The PDSA Dickin Medal is the animal equivalent of the Victoria Cross for human gallantry by military personnel. For the first time in 77 years since the Dickin Medal has been in existence, a rat has won it. Maria Dickin created the medal to raise the status of animals in society to lead to improved welfare. She founded the PDSA (People’s Dispensary for Sick Animals) in 1917 in the UK.
The rat in question is named Magawa and as mentioned he is an African giant pouched rat.

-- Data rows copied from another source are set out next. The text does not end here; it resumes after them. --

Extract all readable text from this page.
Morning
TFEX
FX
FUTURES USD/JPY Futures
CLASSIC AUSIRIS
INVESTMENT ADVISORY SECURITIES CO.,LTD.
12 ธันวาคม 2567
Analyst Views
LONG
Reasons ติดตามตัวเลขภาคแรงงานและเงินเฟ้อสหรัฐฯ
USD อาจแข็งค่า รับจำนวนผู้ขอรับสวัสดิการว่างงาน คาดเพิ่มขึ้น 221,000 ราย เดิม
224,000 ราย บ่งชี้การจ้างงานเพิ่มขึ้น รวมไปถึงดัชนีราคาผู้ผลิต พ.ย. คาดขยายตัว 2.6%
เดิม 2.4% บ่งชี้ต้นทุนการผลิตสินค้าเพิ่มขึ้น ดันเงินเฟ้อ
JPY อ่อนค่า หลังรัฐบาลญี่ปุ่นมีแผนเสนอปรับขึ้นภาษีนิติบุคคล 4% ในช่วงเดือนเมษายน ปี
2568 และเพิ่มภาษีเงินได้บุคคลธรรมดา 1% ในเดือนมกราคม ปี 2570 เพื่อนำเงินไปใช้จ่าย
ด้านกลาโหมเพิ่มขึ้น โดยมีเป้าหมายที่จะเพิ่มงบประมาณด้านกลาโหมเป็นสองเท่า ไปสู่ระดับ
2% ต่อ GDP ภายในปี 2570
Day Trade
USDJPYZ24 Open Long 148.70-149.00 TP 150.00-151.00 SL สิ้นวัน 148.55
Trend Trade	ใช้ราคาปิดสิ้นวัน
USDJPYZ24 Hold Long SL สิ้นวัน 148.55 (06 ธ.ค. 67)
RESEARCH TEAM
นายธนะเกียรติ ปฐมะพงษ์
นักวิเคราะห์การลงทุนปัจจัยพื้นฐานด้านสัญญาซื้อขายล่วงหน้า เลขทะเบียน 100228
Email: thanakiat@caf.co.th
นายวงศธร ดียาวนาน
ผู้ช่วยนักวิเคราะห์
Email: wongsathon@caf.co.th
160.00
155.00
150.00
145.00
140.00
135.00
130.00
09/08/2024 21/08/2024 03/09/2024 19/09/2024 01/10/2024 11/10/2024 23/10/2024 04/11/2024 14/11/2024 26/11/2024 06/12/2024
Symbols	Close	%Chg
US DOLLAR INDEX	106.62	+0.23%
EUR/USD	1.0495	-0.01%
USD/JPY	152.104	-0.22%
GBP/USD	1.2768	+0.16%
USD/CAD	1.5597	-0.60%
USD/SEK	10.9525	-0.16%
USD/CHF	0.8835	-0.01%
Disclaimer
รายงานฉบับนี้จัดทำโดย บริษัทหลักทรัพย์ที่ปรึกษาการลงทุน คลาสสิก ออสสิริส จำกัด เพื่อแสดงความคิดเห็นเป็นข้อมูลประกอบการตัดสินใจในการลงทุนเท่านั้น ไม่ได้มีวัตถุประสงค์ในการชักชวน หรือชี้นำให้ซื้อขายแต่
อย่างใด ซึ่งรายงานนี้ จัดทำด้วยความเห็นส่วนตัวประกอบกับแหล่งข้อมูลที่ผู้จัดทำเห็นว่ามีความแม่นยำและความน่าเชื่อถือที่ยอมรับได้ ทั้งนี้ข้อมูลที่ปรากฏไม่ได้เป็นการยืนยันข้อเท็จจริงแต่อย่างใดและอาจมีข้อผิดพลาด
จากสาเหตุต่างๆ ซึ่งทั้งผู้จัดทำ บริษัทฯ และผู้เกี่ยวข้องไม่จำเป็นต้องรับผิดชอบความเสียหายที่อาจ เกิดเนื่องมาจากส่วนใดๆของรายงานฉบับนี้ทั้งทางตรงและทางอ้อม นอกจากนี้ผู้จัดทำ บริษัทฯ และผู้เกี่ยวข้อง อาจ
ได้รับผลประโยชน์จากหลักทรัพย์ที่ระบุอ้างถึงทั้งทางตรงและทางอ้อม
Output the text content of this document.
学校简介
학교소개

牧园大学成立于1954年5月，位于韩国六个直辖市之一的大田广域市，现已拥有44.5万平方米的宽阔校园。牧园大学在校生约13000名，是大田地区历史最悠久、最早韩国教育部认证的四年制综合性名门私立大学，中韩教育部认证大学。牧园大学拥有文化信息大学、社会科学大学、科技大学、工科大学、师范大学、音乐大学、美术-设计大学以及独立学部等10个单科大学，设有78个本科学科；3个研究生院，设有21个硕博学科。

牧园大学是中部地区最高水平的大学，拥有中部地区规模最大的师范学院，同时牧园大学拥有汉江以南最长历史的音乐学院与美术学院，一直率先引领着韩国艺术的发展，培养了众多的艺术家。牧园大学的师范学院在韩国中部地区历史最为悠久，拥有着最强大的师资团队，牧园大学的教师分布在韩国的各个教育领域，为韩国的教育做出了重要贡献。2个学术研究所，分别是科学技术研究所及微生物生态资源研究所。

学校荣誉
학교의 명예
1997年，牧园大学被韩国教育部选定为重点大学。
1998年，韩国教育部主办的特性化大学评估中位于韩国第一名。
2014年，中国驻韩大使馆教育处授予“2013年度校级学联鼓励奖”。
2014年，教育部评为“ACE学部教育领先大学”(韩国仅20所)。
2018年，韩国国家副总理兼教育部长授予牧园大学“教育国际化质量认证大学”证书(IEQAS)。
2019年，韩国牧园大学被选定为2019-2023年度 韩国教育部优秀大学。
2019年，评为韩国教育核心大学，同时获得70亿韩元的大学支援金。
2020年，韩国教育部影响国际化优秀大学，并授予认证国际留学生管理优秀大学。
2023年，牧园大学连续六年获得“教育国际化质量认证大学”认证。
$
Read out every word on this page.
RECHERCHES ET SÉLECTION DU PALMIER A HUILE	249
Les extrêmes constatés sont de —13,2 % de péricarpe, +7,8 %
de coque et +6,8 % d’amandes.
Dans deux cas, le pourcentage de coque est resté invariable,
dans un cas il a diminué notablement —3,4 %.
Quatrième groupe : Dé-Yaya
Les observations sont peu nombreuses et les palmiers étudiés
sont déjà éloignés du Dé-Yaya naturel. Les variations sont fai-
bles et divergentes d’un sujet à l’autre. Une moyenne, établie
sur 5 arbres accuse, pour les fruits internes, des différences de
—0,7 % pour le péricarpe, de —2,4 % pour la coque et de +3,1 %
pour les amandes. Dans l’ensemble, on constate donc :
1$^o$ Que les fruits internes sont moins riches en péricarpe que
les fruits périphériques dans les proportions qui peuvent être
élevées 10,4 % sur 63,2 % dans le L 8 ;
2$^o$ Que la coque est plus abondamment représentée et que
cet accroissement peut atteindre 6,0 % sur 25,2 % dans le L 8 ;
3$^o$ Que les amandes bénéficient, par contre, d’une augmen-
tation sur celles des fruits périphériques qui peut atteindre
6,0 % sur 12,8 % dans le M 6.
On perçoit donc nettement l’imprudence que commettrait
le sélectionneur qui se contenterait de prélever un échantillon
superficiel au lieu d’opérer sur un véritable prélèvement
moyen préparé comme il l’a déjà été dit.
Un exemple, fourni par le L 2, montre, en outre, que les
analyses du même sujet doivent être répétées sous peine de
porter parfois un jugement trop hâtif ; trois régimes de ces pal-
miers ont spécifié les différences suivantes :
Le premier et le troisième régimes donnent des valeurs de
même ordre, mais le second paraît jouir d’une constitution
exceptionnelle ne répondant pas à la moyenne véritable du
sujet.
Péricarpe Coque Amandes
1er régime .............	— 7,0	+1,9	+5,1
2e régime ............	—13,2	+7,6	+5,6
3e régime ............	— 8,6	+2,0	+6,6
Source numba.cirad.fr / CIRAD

He will receive his medal for “life-saving bravery and devotion to duty” in successfully hunting for landmines in Cambodia where 5 million mines were laid between 1975 and 1998.
He is one of a cohort of rats who have been trained at four weeks of age to get used to being handled by humans and then using clicker training trained to detect landmines. They can smell the explosive chemical in the mines. Rats have an acute sense of smell and can work much faster than a metal detectorist because they ignore scrap metal. They are also much cheaper to train than dogs and they are easier to train than dogs as well.
Magwa is seven-years-of-age and he will work for another year before going into retirement in a spacious enclosure with a nest box, wooden ramps and a rope for exercise and play. He will be served up with excellent food including the occasional banana.
In Cambodia, more than 40,000 people have stepped on landmines. Magwa has detected 39 of them and 28 other items of unexploded ordnance. He has cleared an area the size of 20 football pitches and made it safe for residents.
He was trained by an organisation called Apopo based in Tanzania. Over the past 20 years they have trained almost 1,000 rats to detect landmines and tuberculosis.
It may interest cat lovers that Simon is the only feline to win the Dickin Medal for his bravery in the Second World War. In all 34 dogs, 32 pigeons, 4 horses and I cat have won the medal.